I found this information valuable because I tend to spend too much on the middle of the section where these hard questions are, and then I run out of time before I can answer some of the freebies at the end.
2) I'll echo the above comments on practicing being aggressive with your questions and then scaling it back if you find your self missing too many questions. Since we covered this, the past couple days I've practiced answering questions with 100% aggression, and I'm getting the easy questions right MUCH more quickly by not wasting time reading the wrong answer choices, and I have more time in the problem sets on the harder questions.
PSA:
One tip that seemed to help me on PSA questions in the work shop is that you should "shove" AC's back up into the stimulus and see if it strengthens the conclusion. 'I think this helped me get more right in the PSA's we drilled. However, I'm also still have trouble recognizing PSA question stems sometimes.
Flaw:
The idea of flaws being "cookie cutter" really makes these questions so much easier. For example, we all know what a triangle looks like. We've seen a million of them over our lifetimes and we can see them a mile a way. We can also see that a square is clearly not a triangle. Drilling what the common flaw types are, how they look in the stimulus, and how they look as an answer choice, has really helped me say, "I know the flaw in this question is circular reasoning (a triangle). This answer choice says it's percentage vs. numbers (square), which doesn't look anything like circular reasoning (triangle).

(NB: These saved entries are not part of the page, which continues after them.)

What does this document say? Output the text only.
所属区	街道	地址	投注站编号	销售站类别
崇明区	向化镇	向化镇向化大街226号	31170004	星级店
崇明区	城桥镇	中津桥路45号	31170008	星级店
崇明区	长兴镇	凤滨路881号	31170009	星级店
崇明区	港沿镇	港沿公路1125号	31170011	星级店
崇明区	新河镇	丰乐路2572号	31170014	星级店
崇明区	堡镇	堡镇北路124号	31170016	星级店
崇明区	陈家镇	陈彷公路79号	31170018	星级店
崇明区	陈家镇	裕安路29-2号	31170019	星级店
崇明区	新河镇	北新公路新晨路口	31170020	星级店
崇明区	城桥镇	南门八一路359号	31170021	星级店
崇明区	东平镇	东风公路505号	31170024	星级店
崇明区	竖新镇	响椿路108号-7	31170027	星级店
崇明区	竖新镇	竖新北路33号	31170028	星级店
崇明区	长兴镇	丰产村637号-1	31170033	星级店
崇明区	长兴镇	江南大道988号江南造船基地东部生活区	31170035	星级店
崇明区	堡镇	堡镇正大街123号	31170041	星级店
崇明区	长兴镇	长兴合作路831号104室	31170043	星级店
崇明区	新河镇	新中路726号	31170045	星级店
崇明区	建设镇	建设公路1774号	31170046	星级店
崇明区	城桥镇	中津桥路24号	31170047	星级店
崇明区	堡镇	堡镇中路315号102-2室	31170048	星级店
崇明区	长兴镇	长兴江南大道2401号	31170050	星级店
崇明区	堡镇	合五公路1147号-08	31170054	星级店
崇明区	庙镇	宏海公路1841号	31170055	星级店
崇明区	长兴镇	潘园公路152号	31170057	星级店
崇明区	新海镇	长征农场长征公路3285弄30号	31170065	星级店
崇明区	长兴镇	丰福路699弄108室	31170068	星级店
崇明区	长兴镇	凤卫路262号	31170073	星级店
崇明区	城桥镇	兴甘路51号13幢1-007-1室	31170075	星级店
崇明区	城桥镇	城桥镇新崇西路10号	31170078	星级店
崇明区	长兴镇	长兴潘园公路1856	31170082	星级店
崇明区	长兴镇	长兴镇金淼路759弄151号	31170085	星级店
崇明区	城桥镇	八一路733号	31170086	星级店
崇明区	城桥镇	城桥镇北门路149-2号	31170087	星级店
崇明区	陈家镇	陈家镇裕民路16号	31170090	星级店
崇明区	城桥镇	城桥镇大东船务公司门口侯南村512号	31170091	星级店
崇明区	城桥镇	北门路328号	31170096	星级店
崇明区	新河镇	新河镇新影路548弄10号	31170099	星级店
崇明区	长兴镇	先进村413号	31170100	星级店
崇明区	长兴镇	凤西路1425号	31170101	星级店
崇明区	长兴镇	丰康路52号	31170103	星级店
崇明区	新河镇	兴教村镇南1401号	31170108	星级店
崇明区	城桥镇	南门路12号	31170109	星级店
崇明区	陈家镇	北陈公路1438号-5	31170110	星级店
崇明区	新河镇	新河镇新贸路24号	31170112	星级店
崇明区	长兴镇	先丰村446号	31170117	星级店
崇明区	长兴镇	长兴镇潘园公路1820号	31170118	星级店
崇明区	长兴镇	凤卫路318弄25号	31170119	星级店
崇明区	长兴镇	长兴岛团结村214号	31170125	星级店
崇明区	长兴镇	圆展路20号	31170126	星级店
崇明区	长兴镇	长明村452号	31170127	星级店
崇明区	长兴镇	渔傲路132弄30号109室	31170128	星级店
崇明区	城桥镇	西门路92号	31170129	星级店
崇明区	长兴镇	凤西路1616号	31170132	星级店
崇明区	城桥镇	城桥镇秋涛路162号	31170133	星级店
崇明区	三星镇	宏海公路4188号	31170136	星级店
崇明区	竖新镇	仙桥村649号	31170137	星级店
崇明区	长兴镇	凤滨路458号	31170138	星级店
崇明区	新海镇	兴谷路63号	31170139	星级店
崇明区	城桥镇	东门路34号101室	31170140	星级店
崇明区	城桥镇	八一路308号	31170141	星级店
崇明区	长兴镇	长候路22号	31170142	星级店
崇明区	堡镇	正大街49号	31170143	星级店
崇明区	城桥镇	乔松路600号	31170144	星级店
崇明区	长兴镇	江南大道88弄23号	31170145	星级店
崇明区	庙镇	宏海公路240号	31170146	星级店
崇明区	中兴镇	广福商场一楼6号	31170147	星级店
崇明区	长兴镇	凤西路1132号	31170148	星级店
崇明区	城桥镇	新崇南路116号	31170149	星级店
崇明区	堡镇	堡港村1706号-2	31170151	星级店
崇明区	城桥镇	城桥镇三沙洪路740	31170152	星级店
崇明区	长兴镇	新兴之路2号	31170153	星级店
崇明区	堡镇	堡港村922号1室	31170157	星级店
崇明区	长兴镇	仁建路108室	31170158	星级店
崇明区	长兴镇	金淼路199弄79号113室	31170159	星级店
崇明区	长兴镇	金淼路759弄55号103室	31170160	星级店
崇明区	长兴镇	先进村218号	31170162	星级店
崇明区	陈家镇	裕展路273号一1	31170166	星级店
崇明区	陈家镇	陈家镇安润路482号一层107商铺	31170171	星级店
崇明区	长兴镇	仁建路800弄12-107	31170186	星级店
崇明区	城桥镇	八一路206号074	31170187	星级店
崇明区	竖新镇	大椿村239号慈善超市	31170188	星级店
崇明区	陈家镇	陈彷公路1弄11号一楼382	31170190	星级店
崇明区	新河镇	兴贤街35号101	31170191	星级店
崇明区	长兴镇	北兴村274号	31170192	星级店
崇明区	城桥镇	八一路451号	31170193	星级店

J.Y. probably did a much better job of explaining this, but basically, most flaws are very cookie cutter and much easier to recognize when you drill them.
P.S. The workshop was awesome, and if J.Y. does more I encourage everyone to apply!
Thanks @jkatz1488 and @kvbusbee for sharing your notes! It's helpful to be reminded that there's a time for focusing on deep, drawn out thinking (BR) and a time for, as my grandma says, "going for the jugular" and relying on the intuition developed during BR to collect those coconuts!
This seems to align with @"Jonathan Wang"'s comments in his "Why Formal Logic?" post--and I'm paraphrasing here--that while it's good to diagram things out when you're learning, eventually you need to pull back and transfer all of the stuff on paper into your intuition.
Wow, excellent stuff here. Thanks for sharing. In the midst of confidence drills now and it's exhilarating.
@jkatz1488 and JY, thanks for the explanations. I see how that is important to keep in mind.
This is great, you guys! Thank you!
thank you so much to everyone posting their notes from workshop!